Meu comentário no Saindo da Matrix sobre esse texto:


Primeiro...
Estou batendo palmas de pé!
EXCELENTE!
Fazia muito tempo que eu não entrava aqui. E fiquei impressionado!
Eu faço o mesmo tipo de comparação com Madonna sempre.
O grotesco parece ter dominado o mundo, e isso vai muito, mas muito mais além de simples reverberação de adolescentes desmiolados.
Madonna levou uma década para conseguir ter MILHÕES de ouvintes. Hoje, "alguém" vai no Last.FM em um treco chamado HYPE MACHINE e diz que "Zé Mané" é o máximo, e em 2 horas um vídeo já foi visto por MILHÕES de pessoas.
É como a popularidade do Lula, não adianta você tentar argumentar, se 80% aprova, pronto, é ótimo... E ai de você se não "AMAR".
E por favor, não tentem me convencer que existe sensualidade em Lady Gaga, mesmo o mundo sendo gay, sou hetero ordodoxo, e não conseguiram me convencer até hoje que essa abominação da Gaga não seja um travesti.

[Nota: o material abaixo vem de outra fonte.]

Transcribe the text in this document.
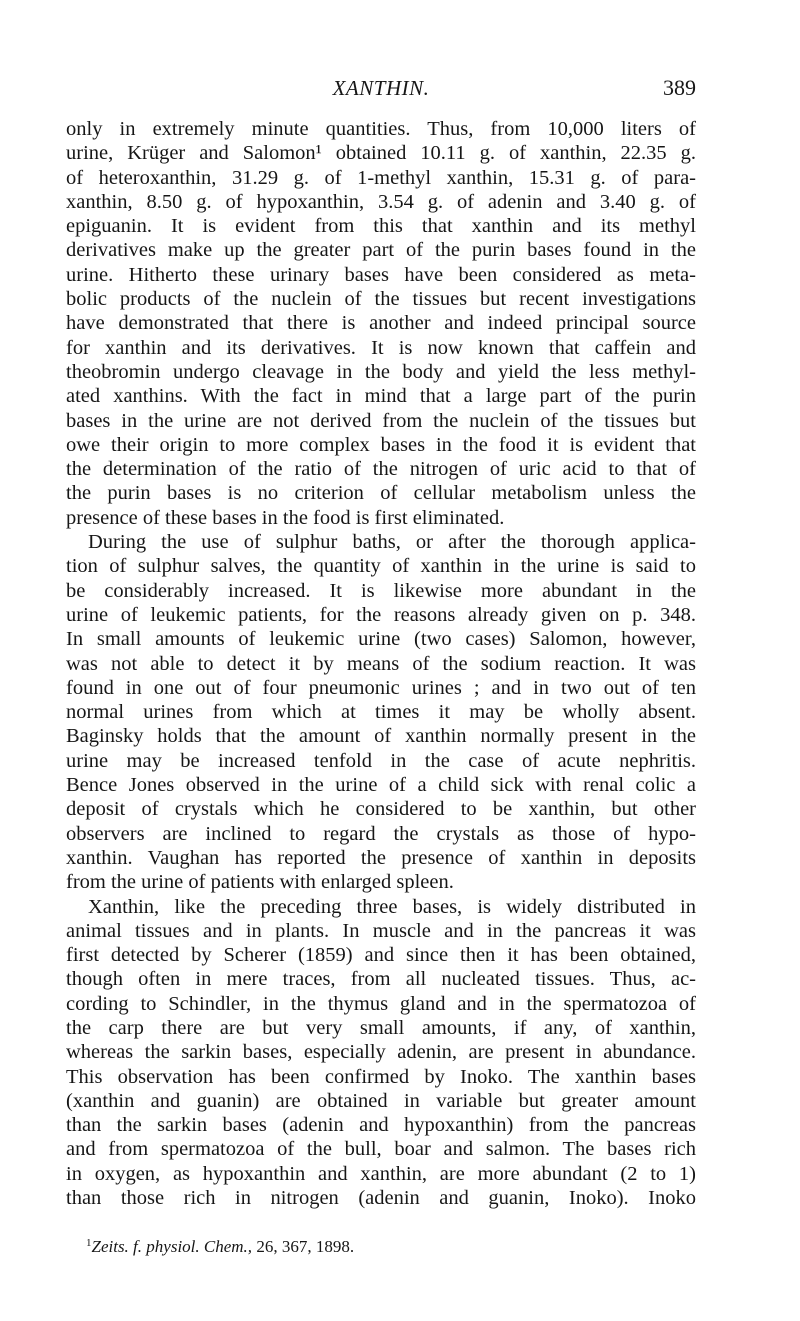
XANTHIN.	389
only in extremely minute quantities. Thus, from 10,000 liters of
urine, Krüger and Salomon¹ obtained 10.11 g. of xanthin, 22.35 g.
of heteroxanthin, 31.29 g. of 1-methyl xanthin, 15.31 g. of para-
xanthin, 8.50 g. of hypoxanthin, 3.54 g. of adenin and 3.40 g. of
epiguanin. It is evident from this that xanthin and its methyl
derivatives make up the greater part of the purin bases found in the
urine. Hitherto these urinary bases have been considered as meta-
bolic products of the nuclein of the tissues but recent investigations
have demonstrated that there is another and indeed principal source
for xanthin and its derivatives. It is now known that caffein and
theobromin undergo cleavage in the body and yield the less methyl-
ated xanthins. With the fact in mind that a large part of the purin
bases in the urine are not derived from the nuclein of the tissues but
owe their origin to more complex bases in the food it is evident that
the determination of the ratio of the nitrogen of uric acid to that of
the purin bases is no criterion of cellular metabolism unless the
presence of these bases in the food is first eliminated.
During the use of sulphur baths, or after the thorough applica-
tion of sulphur salves, the quantity of xanthin in the urine is said to
be considerably increased. It is likewise more abundant in the
urine of leukemic patients, for the reasons already given on p. 348.
In small amounts of leukemic urine (two cases) Salomon, however,
was not able to detect it by means of the sodium reaction. It was
found in one out of four pneumonic urines ; and in two out of ten
normal urines from which at times it may be wholly absent.
Baginsky holds that the amount of xanthin normally present in the
urine may be increased tenfold in the case of acute nephritis.
Bence Jones observed in the urine of a child sick with renal colic a
deposit of crystals which he considered to be xanthin, but other
observers are inclined to regard the crystals as those of hypo-
xanthin. Vaughan has reported the presence of xanthin in deposits
from the urine of patients with enlarged spleen.
Xanthin, like the preceding three bases, is widely distributed in
animal tissues and in plants. In muscle and in the pancreas it was
first detected by Scherer (1859) and since then it has been obtained,
though often in mere traces, from all nucleated tissues. Thus, ac-
cording to Schindler, in the thymus gland and in the spermatozoa of
the carp there are but very small amounts, if any, of xanthin,
whereas the sarkin bases, especially adenin, are present in abundance.
This observation has been confirmed by Inoko. The xanthin bases
(xanthin and guanin) are obtained in variable but greater amount
than the sarkin bases (adenin and hypoxanthin) from the pancreas
and from spermatozoa of the bull, boar and salmon. The bases rich
in oxygen, as hypoxanthin and xanthin, are more abundant (2 to 1)
than those rich in nitrogen (adenin and guanin, Inoko). Inoko
$^1$Zeits. f. physiol. Chem., 26, 367, 1898.
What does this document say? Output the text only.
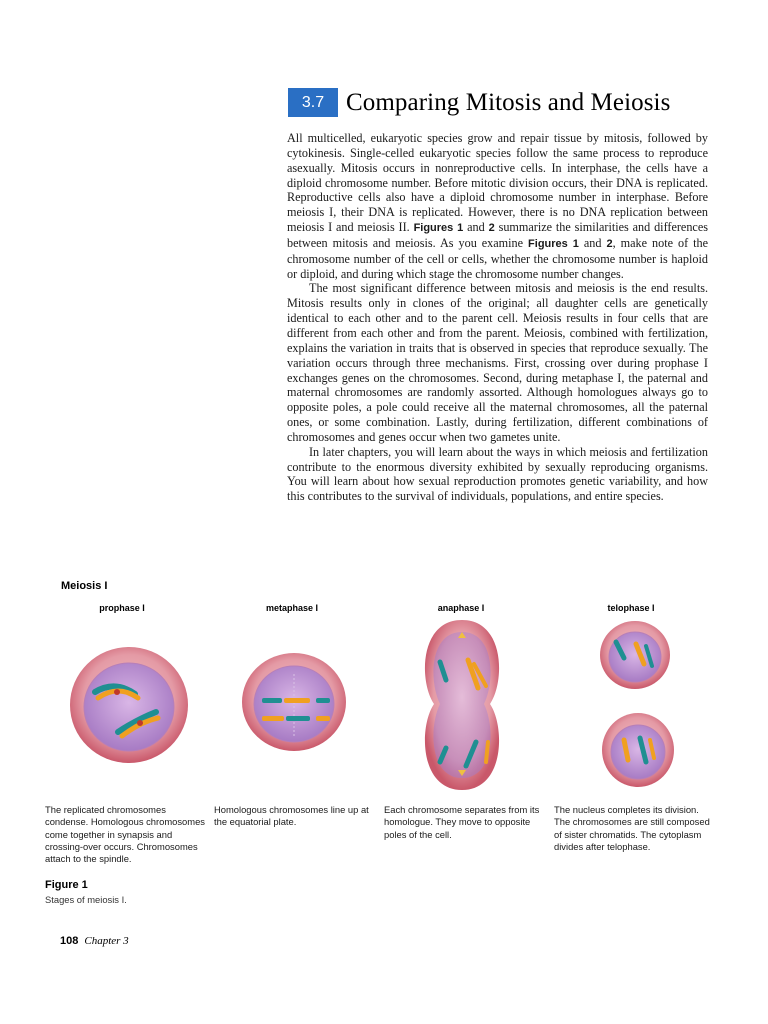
3.7 Comparing Mitosis and Meiosis

All multicelled, eukaryotic species grow and repair tissue by mitosis, followed by cytokinesis. Single-celled eukaryotic species follow the same process to reproduce asexually. Mitosis occurs in nonreproductive cells. In interphase, the cells have a diploid chromosome number. Before mitotic division occurs, their DNA is replicated. Reproductive cells also have a diploid chromosome number in interphase. Before meiosis I, their DNA is replicated. However, there is no DNA replication between meiosis I and meiosis II. Figures 1 and 2 summarize the similarities and differences between mitosis and meiosis. As you examine Figures 1 and 2, make note of the chromosome number of the cell or cells, whether the chromosome number is haploid or diploid, and during which stage the chromosome number changes.

The most significant difference between mitosis and meiosis is the end results. Mitosis results only in clones of the original; all daughter cells are genetically identical to each other and to the parent cell. Meiosis results in four cells that are different from each other and from the parent. Meiosis, combined with fertilization, explains the variation in traits that is observed in species that reproduce sexually. The variation occurs through three mechanisms. First, crossing over during prophase I exchanges genes on the chromosomes. Second, during metaphase I, the paternal and maternal chromosomes are randomly assorted. Although homologues always go to opposite poles, a pole could receive all the maternal chromosomes, all the paternal ones, or some combination. Lastly, during fertilization, different combinations of chromosomes and genes occur when two gametes unite.

In later chapters, you will learn about the ways in which meiosis and fertilization contribute to the enormous diversity exhibited by sexually reproducing organisms. You will learn about how sexual reproduction promotes genetic variability, and how this contributes to the survival of individuals, populations, and entire species.

Meiosis I
prophase I	metaphase I	anaphase I	telophase I
The replicated chromosomes condense. Homologous chromosomes come together in synapsis and crossing-over occurs. Chromosomes attach to the spindle.
Homologous chromosomes line up at the equatorial plate.
Each chromosome separates from its homologue. They move to opposite poles of the cell.
The nucleus completes its division. The chromosomes are still composed of sister chromatids. The cytoplasm divides after telophase.
Figure 1
Stages of meiosis I.
108 Chapter 3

Não sei se a sociedade ocidental irá destruir por completo o belo ser que é uma verdadeira mulher feminina, mas quando vejo as novas gerações e como as mulheres aceitam ser tratadas hoje em dia... E como os caras tem medo dessas fêmeas contemporâneas, talvez essa seja a receita na natureza para o controle da natalidade.
PS:
Gostaria que me permitisse copiar descaradamente esse texto. Citarei a referência, é claro.
Abraços




Vamos lá, tomar o nosso Brawndo!
Ah! E eu queria dizer a Madonna que já tentei salvar algumas pessoas, e sinceramente, cansei... Que virem estatística.
Melhor gastar meu precioso tempo do lado de pessoas que escolheram ficar fora da Matrix.